Subscribe to enjoy similar stories. It’s not uncommon to find home buyers who want to sell their property before paying back the loan on it. Take the case of Aarav, who was looking to shift to a different city.
Luckily, a certain Mr. and Ms. Raghavan were looking for an apartment in his neighbourhood.
It was a match made in heaven. There was one problem, however. Aarav still had a ₹80 lakh loan pending on the house, and the couple wanted to take a loan to buy it.
The question was: would Aarav’s bank allow him to transfer his pending loan to the Raghavans? That's when they reached out to Raju, a real estate agent, and met him over a cup of coffee the next day. The agent told them such cases were common, and that they could enter into an arrangement in which the seller house transferred the loan on the property to the buyer. They were relieved, but wanted to know more.

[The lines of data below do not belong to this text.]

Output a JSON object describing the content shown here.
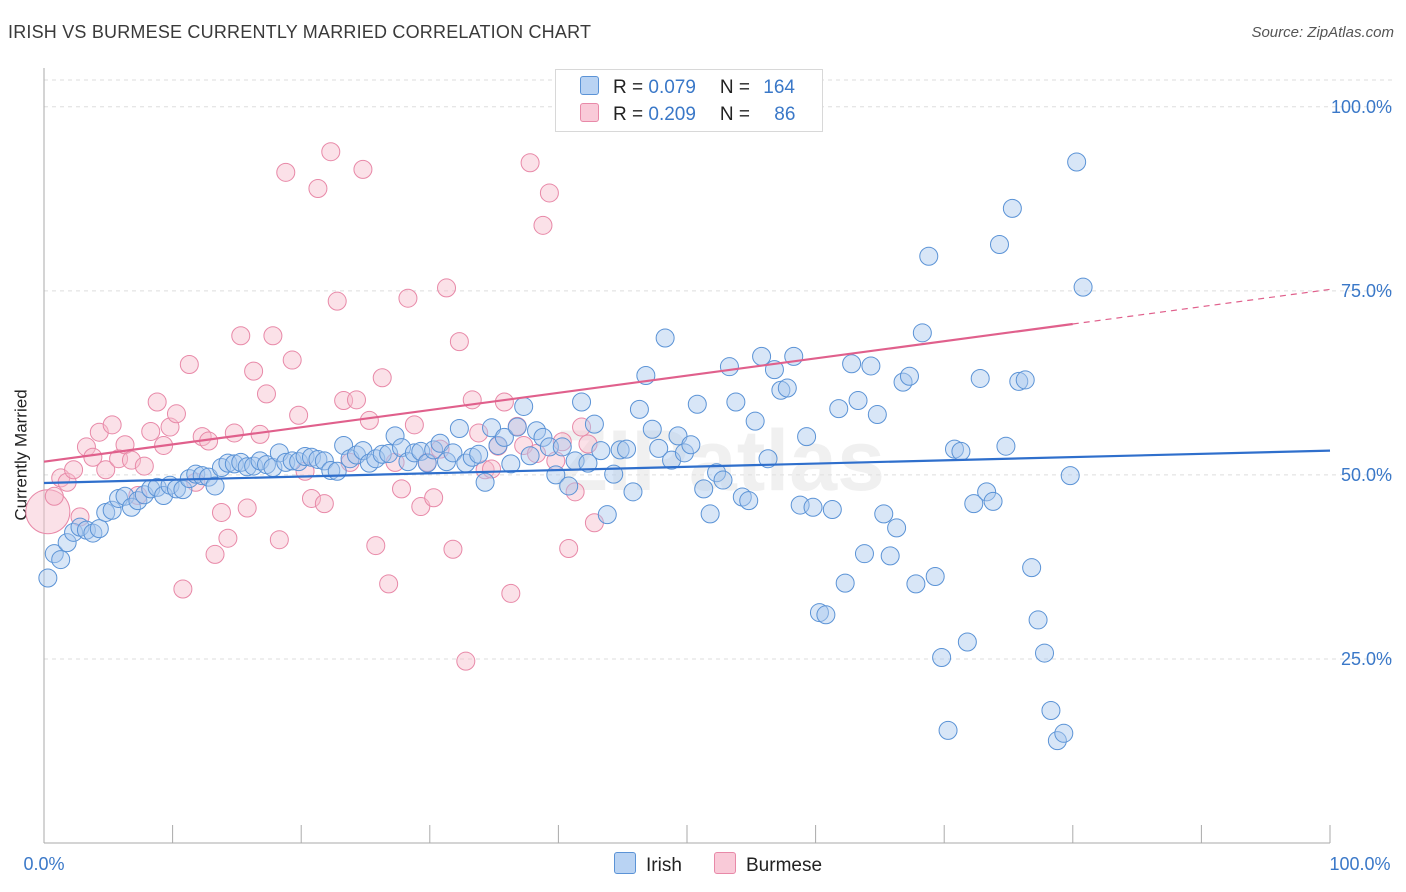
{
  "header": {
    "title": "IRISH VS BURMESE CURRENTLY MARRIED CORRELATION CHART",
    "source": "Source: ZipAtlas.com"
  },
  "legend": {
    "irish": {
      "r_label": "R = ",
      "r_value": "0.079",
      "n_label": "N = ",
      "n_value": "164"
    },
    "burmese": {
      "r_label": "R = ",
      "r_value": "0.209",
      "n_label": "N = ",
      "n_value": "86"
    }
  },
  "bottom_legend": {
    "irish": "Irish",
    "burmese": "Burmese"
  },
  "colors": {
    "irish_fill": "#a9c8ee",
    "irish_stroke": "#5b93d6",
    "irish_line": "#2f6fcc",
    "burmese_fill": "#f7bccd",
    "burmese_stroke": "#e889a8",
    "burmese_line": "#e0608c",
    "axis_text": "#3a78c8",
    "grid": "#dddddd"
  },
  "chart_data": {
    "type": "scatter",
    "title": "IRISH VS BURMESE CURRENTLY MARRIED CORRELATION CHART",
    "xlabel": "",
    "ylabel": "Currently Married",
    "xlim": [
      0,
      100
    ],
    "ylim": [
      0,
      105
    ],
    "x_tick_labels": [
      "0.0%",
      "100.0%"
    ],
    "y_ticks": [
      25,
      50,
      75,
      100
    ],
    "y_tick_labels": [
      "25.0%",
      "50.0%",
      "75.0%",
      "100.0%"
    ],
    "grid": true,
    "watermark": "ZIPatlas",
    "series": [
      {
        "name": "Irish",
        "r": 0.079,
        "n": 164,
        "trend": {
          "x": [
            0,
            100
          ],
          "y": [
            48.9,
            53.3
          ]
        },
        "points": [
          [
            0.3,
            36
          ],
          [
            0.8,
            39.3
          ],
          [
            1.3,
            38.5
          ],
          [
            1.8,
            40.8
          ],
          [
            2.3,
            42.2
          ],
          [
            2.8,
            42.9
          ],
          [
            3.3,
            42.5
          ],
          [
            3.8,
            42.1
          ],
          [
            4.3,
            42.7
          ],
          [
            4.8,
            44.9
          ],
          [
            5.3,
            45.2
          ],
          [
            5.8,
            46.8
          ],
          [
            6.3,
            47.1
          ],
          [
            6.8,
            45.6
          ],
          [
            7.3,
            46.5
          ],
          [
            7.8,
            47.3
          ],
          [
            8.3,
            48.1
          ],
          [
            8.8,
            48.3
          ],
          [
            9.3,
            47.2
          ],
          [
            9.8,
            48.6
          ],
          [
            10.3,
            48.1
          ],
          [
            10.8,
            48.0
          ],
          [
            11.3,
            49.5
          ],
          [
            11.8,
            50.1
          ],
          [
            12.3,
            49.9
          ],
          [
            12.8,
            49.7
          ],
          [
            13.3,
            48.5
          ],
          [
            13.8,
            51.0
          ],
          [
            14.3,
            51.6
          ],
          [
            14.8,
            51.5
          ],
          [
            15.3,
            51.7
          ],
          [
            15.8,
            51.1
          ],
          [
            16.3,
            51.2
          ],
          [
            16.8,
            51.9
          ],
          [
            17.3,
            51.4
          ],
          [
            17.8,
            51.0
          ],
          [
            18.3,
            53.0
          ],
          [
            18.8,
            51.7
          ],
          [
            19.3,
            51.9
          ],
          [
            19.8,
            51.8
          ],
          [
            20.3,
            52.5
          ],
          [
            20.8,
            52.4
          ],
          [
            21.3,
            52.1
          ],
          [
            21.8,
            51.9
          ],
          [
            22.3,
            50.6
          ],
          [
            22.8,
            50.5
          ],
          [
            23.3,
            54.0
          ],
          [
            23.8,
            52.2
          ],
          [
            24.3,
            52.7
          ],
          [
            24.8,
            53.3
          ],
          [
            25.3,
            51.6
          ],
          [
            25.8,
            52.2
          ],
          [
            26.3,
            52.8
          ],
          [
            26.8,
            52.9
          ],
          [
            27.3,
            55.3
          ],
          [
            27.8,
            53.7
          ],
          [
            28.3,
            51.8
          ],
          [
            28.8,
            53.0
          ],
          [
            29.3,
            53.2
          ],
          [
            29.8,
            51.6
          ],
          [
            30.3,
            53.4
          ],
          [
            30.8,
            54.3
          ],
          [
            31.3,
            51.8
          ],
          [
            31.8,
            53.0
          ],
          [
            32.3,
            56.3
          ],
          [
            32.8,
            51.6
          ],
          [
            33.3,
            52.4
          ],
          [
            33.8,
            52.8
          ],
          [
            34.3,
            49.0
          ],
          [
            34.8,
            56.4
          ],
          [
            35.3,
            54.0
          ],
          [
            35.8,
            55.1
          ],
          [
            36.3,
            51.5
          ],
          [
            36.8,
            56.5
          ],
          [
            37.3,
            59.3
          ],
          [
            37.8,
            52.6
          ],
          [
            38.3,
            56.0
          ],
          [
            38.8,
            55.1
          ],
          [
            39.3,
            53.8
          ],
          [
            39.8,
            50.0
          ],
          [
            40.3,
            53.8
          ],
          [
            40.8,
            48.5
          ],
          [
            41.3,
            51.9
          ],
          [
            41.8,
            59.9
          ],
          [
            42.3,
            51.6
          ],
          [
            42.8,
            56.9
          ],
          [
            43.3,
            53.3
          ],
          [
            43.8,
            44.6
          ],
          [
            44.3,
            50.1
          ],
          [
            44.8,
            53.4
          ],
          [
            45.3,
            53.5
          ],
          [
            45.8,
            47.7
          ],
          [
            46.3,
            58.9
          ],
          [
            46.8,
            63.5
          ],
          [
            47.3,
            56.2
          ],
          [
            47.8,
            53.6
          ],
          [
            48.3,
            68.6
          ],
          [
            48.8,
            52.0
          ],
          [
            49.3,
            55.3
          ],
          [
            49.8,
            53.0
          ],
          [
            50.3,
            54.1
          ],
          [
            50.8,
            59.6
          ],
          [
            51.3,
            48.1
          ],
          [
            51.8,
            44.7
          ],
          [
            52.3,
            50.3
          ],
          [
            52.8,
            49.3
          ],
          [
            53.3,
            64.7
          ],
          [
            53.8,
            59.9
          ],
          [
            54.3,
            47.0
          ],
          [
            54.8,
            46.5
          ],
          [
            55.3,
            57.3
          ],
          [
            55.8,
            66.1
          ],
          [
            56.3,
            52.2
          ],
          [
            56.8,
            64.3
          ],
          [
            57.3,
            61.5
          ],
          [
            57.8,
            61.8
          ],
          [
            58.3,
            66.1
          ],
          [
            58.8,
            45.9
          ],
          [
            59.3,
            55.2
          ],
          [
            59.8,
            45.6
          ],
          [
            60.3,
            31.3
          ],
          [
            60.8,
            31.0
          ],
          [
            61.3,
            45.3
          ],
          [
            61.8,
            59.0
          ],
          [
            62.3,
            35.3
          ],
          [
            62.8,
            65.1
          ],
          [
            63.3,
            60.1
          ],
          [
            63.8,
            39.3
          ],
          [
            64.3,
            64.8
          ],
          [
            64.8,
            58.2
          ],
          [
            65.3,
            44.7
          ],
          [
            65.8,
            39.0
          ],
          [
            66.3,
            42.8
          ],
          [
            66.8,
            62.6
          ],
          [
            67.3,
            63.4
          ],
          [
            67.8,
            35.2
          ],
          [
            68.3,
            69.3
          ],
          [
            68.8,
            79.7
          ],
          [
            69.3,
            36.2
          ],
          [
            69.8,
            25.2
          ],
          [
            70.3,
            15.3
          ],
          [
            70.8,
            53.5
          ],
          [
            71.3,
            53.2
          ],
          [
            71.8,
            27.3
          ],
          [
            72.3,
            46.1
          ],
          [
            72.8,
            63.1
          ],
          [
            73.3,
            47.7
          ],
          [
            73.8,
            46.4
          ],
          [
            74.3,
            81.3
          ],
          [
            74.8,
            53.9
          ],
          [
            75.3,
            86.2
          ],
          [
            75.8,
            62.7
          ],
          [
            76.3,
            62.9
          ],
          [
            76.8,
            37.4
          ],
          [
            77.3,
            30.3
          ],
          [
            77.8,
            25.8
          ],
          [
            78.3,
            18.0
          ],
          [
            78.8,
            13.9
          ],
          [
            79.3,
            14.9
          ],
          [
            79.8,
            49.9
          ],
          [
            80.3,
            92.5
          ],
          [
            80.8,
            75.5
          ]
        ]
      },
      {
        "name": "Burmese",
        "r": 0.209,
        "n": 86,
        "trend": {
          "x": [
            0,
            80
          ],
          "y": [
            51.8,
            70.5
          ]
        },
        "trend_dashed": {
          "x": [
            80,
            100
          ],
          "y": [
            70.5,
            75.2
          ]
        },
        "points": [
          [
            0.3,
            45
          ],
          [
            0.8,
            47.1
          ],
          [
            1.3,
            49.6
          ],
          [
            1.8,
            49.0
          ],
          [
            2.3,
            50.7
          ],
          [
            2.8,
            44.3
          ],
          [
            3.3,
            53.8
          ],
          [
            3.8,
            52.4
          ],
          [
            4.3,
            55.8
          ],
          [
            4.8,
            50.7
          ],
          [
            5.3,
            56.8
          ],
          [
            5.8,
            52.2
          ],
          [
            6.3,
            54.1
          ],
          [
            6.8,
            52.0
          ],
          [
            7.3,
            47.2
          ],
          [
            7.8,
            51.2
          ],
          [
            8.3,
            55.9
          ],
          [
            8.8,
            59.9
          ],
          [
            9.3,
            54.0
          ],
          [
            9.8,
            56.5
          ],
          [
            10.3,
            58.3
          ],
          [
            10.8,
            34.5
          ],
          [
            11.3,
            65.0
          ],
          [
            11.8,
            49.0
          ],
          [
            12.3,
            55.2
          ],
          [
            12.8,
            54.6
          ],
          [
            13.3,
            39.2
          ],
          [
            13.8,
            44.9
          ],
          [
            14.3,
            41.4
          ],
          [
            14.8,
            55.7
          ],
          [
            15.3,
            68.9
          ],
          [
            15.8,
            45.5
          ],
          [
            16.3,
            64.1
          ],
          [
            16.8,
            55.5
          ],
          [
            17.3,
            61.0
          ],
          [
            17.8,
            68.9
          ],
          [
            18.3,
            41.2
          ],
          [
            18.8,
            91.1
          ],
          [
            19.3,
            65.6
          ],
          [
            19.8,
            58.1
          ],
          [
            20.3,
            50.5
          ],
          [
            20.8,
            46.8
          ],
          [
            21.3,
            88.9
          ],
          [
            21.8,
            46.1
          ],
          [
            22.3,
            93.9
          ],
          [
            22.8,
            73.6
          ],
          [
            23.3,
            60.1
          ],
          [
            23.8,
            51.7
          ],
          [
            24.3,
            60.2
          ],
          [
            24.8,
            91.5
          ],
          [
            25.3,
            57.4
          ],
          [
            25.8,
            40.4
          ],
          [
            26.3,
            63.2
          ],
          [
            26.8,
            35.2
          ],
          [
            27.3,
            51.7
          ],
          [
            27.8,
            48.1
          ],
          [
            28.3,
            74.0
          ],
          [
            28.8,
            56.8
          ],
          [
            29.3,
            45.7
          ],
          [
            29.8,
            51.7
          ],
          [
            30.3,
            46.9
          ],
          [
            30.8,
            53.5
          ],
          [
            31.3,
            75.4
          ],
          [
            31.8,
            39.9
          ],
          [
            32.3,
            68.1
          ],
          [
            32.8,
            24.7
          ],
          [
            33.3,
            60.2
          ],
          [
            33.8,
            55.7
          ],
          [
            34.3,
            50.7
          ],
          [
            34.8,
            50.8
          ],
          [
            35.3,
            53.9
          ],
          [
            35.8,
            59.9
          ],
          [
            36.3,
            33.9
          ],
          [
            36.8,
            56.6
          ],
          [
            37.3,
            54.0
          ],
          [
            37.8,
            92.4
          ],
          [
            38.3,
            52.9
          ],
          [
            38.8,
            83.9
          ],
          [
            39.3,
            88.3
          ],
          [
            39.8,
            51.9
          ],
          [
            40.3,
            54.5
          ],
          [
            40.8,
            40.0
          ],
          [
            41.3,
            47.7
          ],
          [
            41.8,
            56.5
          ],
          [
            42.3,
            54.2
          ],
          [
            42.8,
            43.5
          ]
        ]
      }
    ]
  }
}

They ordered another round of coffee, and the questions started to flow. The buyer can go to a bank or housing finance company and ask for a home loan. Most lenders offer loans even if the seller hasn’t finished paying theirs.
Lenders used to charge a prepayment penalty of 2-4% of the loan amount if the principal was repaid early, but most banks have now done away with this. There are two possible scenarios here: 1) The buyer takes a loan from the same lender as the seller. 2) The buyer chooses a different lender.
In the first case, the process will be faster. Before disbursing a loan, a bank typically checks the borrower's credit score, cash flow, income, and details of the collateral, which in this case is the flat. If the buyer chooses the seller’s bank, the lender will already have the details of the apartment.